The Reverse Crunch

by Erika Nicole Kendall

work-out-nowNever mind the adorable girl showing off the exercise, but pay close attention to the instructions, here. I find that it took me a while to focus doing this exercise. You have to be careful that you’re not just swinging your legs back and forth, that you’re really working muscle groups with this one!

I started this one doing 10 of them back to back in three different sets. Give it a shot! Great for the booty, too!

You may also like


DeVaria May 25, 2011 - 11:34 PM

I’ve always found that I can develop my upper abs faster than lower (weird) but after I heard him say that about the style of crunches I see why. I tried this and it is SERIOUS!! Took me a few tries not to swing but I have it now and these lower abs will be coming along soon!! Thanks for sharing.

Paula September 12, 2011 - 8:56 PM

Ah so tired of this weight! I heard about this site on the Chris and Chris morning show and I am just looking for a way to get off the couch and lose 80 lbs. I know there is no magic pill but how do I start?

Peg February 26, 2012 - 5:45 AM

OMG!!! Thisis harder than it looks! Felt it on 1st one… Bye bye belly pooch!!!

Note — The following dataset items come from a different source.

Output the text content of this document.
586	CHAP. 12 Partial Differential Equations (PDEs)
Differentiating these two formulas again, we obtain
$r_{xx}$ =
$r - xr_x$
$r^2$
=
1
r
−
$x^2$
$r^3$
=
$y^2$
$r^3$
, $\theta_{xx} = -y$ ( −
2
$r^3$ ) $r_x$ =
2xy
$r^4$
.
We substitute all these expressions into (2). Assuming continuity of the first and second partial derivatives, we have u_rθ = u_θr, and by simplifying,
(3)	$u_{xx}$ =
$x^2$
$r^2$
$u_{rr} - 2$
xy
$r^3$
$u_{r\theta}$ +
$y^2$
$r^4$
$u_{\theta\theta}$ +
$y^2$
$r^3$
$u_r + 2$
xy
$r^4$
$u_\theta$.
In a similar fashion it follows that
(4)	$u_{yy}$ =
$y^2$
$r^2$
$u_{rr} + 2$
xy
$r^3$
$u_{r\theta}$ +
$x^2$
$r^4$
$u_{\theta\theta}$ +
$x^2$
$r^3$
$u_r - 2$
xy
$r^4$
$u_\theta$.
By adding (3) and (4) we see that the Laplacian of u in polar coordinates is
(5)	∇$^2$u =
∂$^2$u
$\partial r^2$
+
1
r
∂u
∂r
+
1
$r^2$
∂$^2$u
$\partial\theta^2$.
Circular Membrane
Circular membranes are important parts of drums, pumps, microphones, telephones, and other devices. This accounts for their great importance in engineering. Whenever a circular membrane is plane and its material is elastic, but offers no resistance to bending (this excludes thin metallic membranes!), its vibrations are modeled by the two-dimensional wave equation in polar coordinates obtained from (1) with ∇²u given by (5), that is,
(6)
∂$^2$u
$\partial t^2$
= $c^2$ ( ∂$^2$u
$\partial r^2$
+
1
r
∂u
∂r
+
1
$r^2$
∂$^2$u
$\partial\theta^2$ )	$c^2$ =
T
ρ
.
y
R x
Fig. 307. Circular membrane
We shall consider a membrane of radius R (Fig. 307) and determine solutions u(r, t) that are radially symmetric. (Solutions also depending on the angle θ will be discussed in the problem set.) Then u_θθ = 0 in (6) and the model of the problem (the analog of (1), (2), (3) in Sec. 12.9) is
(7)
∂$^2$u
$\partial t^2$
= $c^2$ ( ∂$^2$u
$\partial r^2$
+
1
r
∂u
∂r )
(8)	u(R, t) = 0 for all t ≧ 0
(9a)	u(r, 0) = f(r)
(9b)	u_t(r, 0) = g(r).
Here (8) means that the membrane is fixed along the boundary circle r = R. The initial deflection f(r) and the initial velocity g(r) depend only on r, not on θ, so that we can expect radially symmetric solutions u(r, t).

Me March 4, 2012 - 3:51 PM

For the best results with your abs, you should actually consider doing full sit-ups instead of crunches. Full sit-ups (using your abs to pull your entire torso off the ground until your chest meets your knees) work the entire length of your midsection as opposed to crunches, which isolate upper and lower halves.

Also, to work on your obliques (love handles), as you come up for the full sit-up, rotate your midsection so that your right shoulder meets your left knee, and go back down. Repeat the move, bringing your left shoulder to your right knee to complete the rep.

Both the full sit-up and the oblique sit-up for are a little more challenging than crunches, but they’re the most effective at getting rid of any unwanted bulges in the quickest amount of time.

For a visual example, check out Livestrong’s full sit-up example:,
or chrmingo’s full & oblique sit-up examples:

I hope this helps. Happy exercising!

Comments are closed.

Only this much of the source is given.